What to Look for in a Portable Music Player
We tend to call portable music players “MP3 players,” a tacit acknowledgement of the overwhelming popularity of that lossy, highly compromised audio format. But the most important consideration when shopping for a player is to make sure it supports the format your music happens to be stored in. That might include Apple iTunes tracks in AAC format, or high quality “audiophile” tracks in FLAC, OGG, or lossless DSD files. Keep an eye on storage capacity as well: A modestly sized music collection of high bitrate music can easily climb into the hundreds of gigabytes.
Most audiophiles already know the value of a high quality digital-to-analog converter (DAC). An MP3 player with a high-quality DAC can easily sound better than your PC’s on-board sound card. And while the advantages of putting a pair of DACs in an MP3 player are debatable, driving the left and right stereo channels with discrete amplifiers can certainly ensure accurate sound reproduction.
Should you care about getting an MP3 with a balanced audio port? It depends upon how good your headphones – and your hearing – is. A balanced port can reduce line hum and increase the signal to noise ratio, letting you hear more of your music. But you need to be able to swap a standard 3.5mm headphone cable for a 2.5mm balanced cable – and your headphones ideally need to be designed for balanced connections, or there’s no point.

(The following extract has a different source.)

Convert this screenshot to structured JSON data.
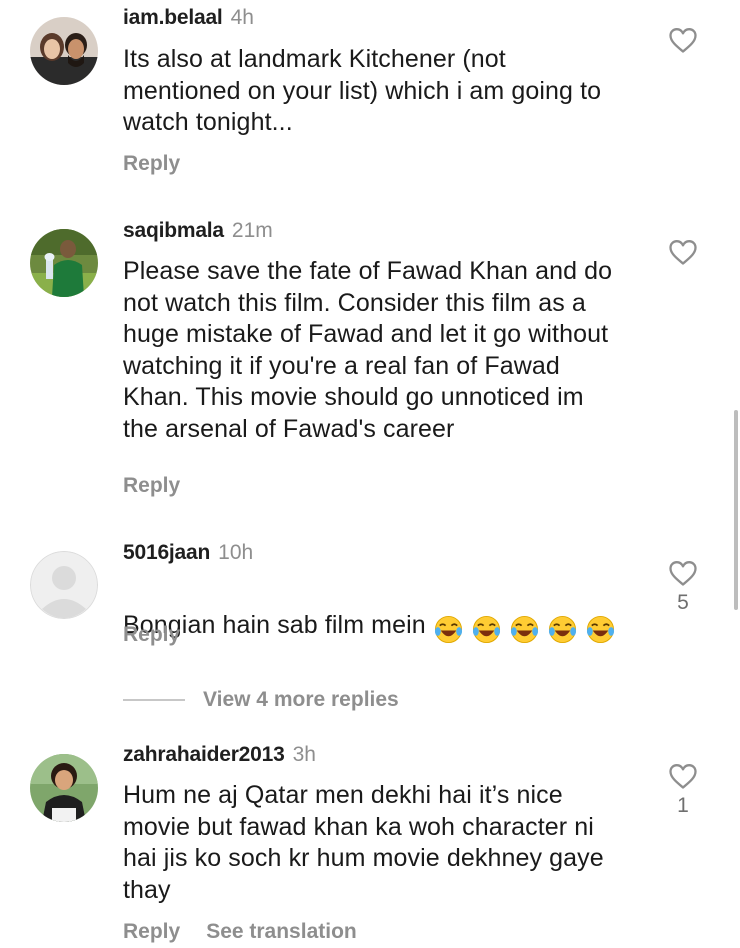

And if you want to connect your player wirelessly, look for Bluetooth support – ideally, with aptX wireless codec support for higher quality audio. Otherwise, shop for your audio player by asking the same questions you’d ask for any portable device – do you like the interface, for example, how long does the battery last, and do you want it to do anything besides play music, like run apps or play games.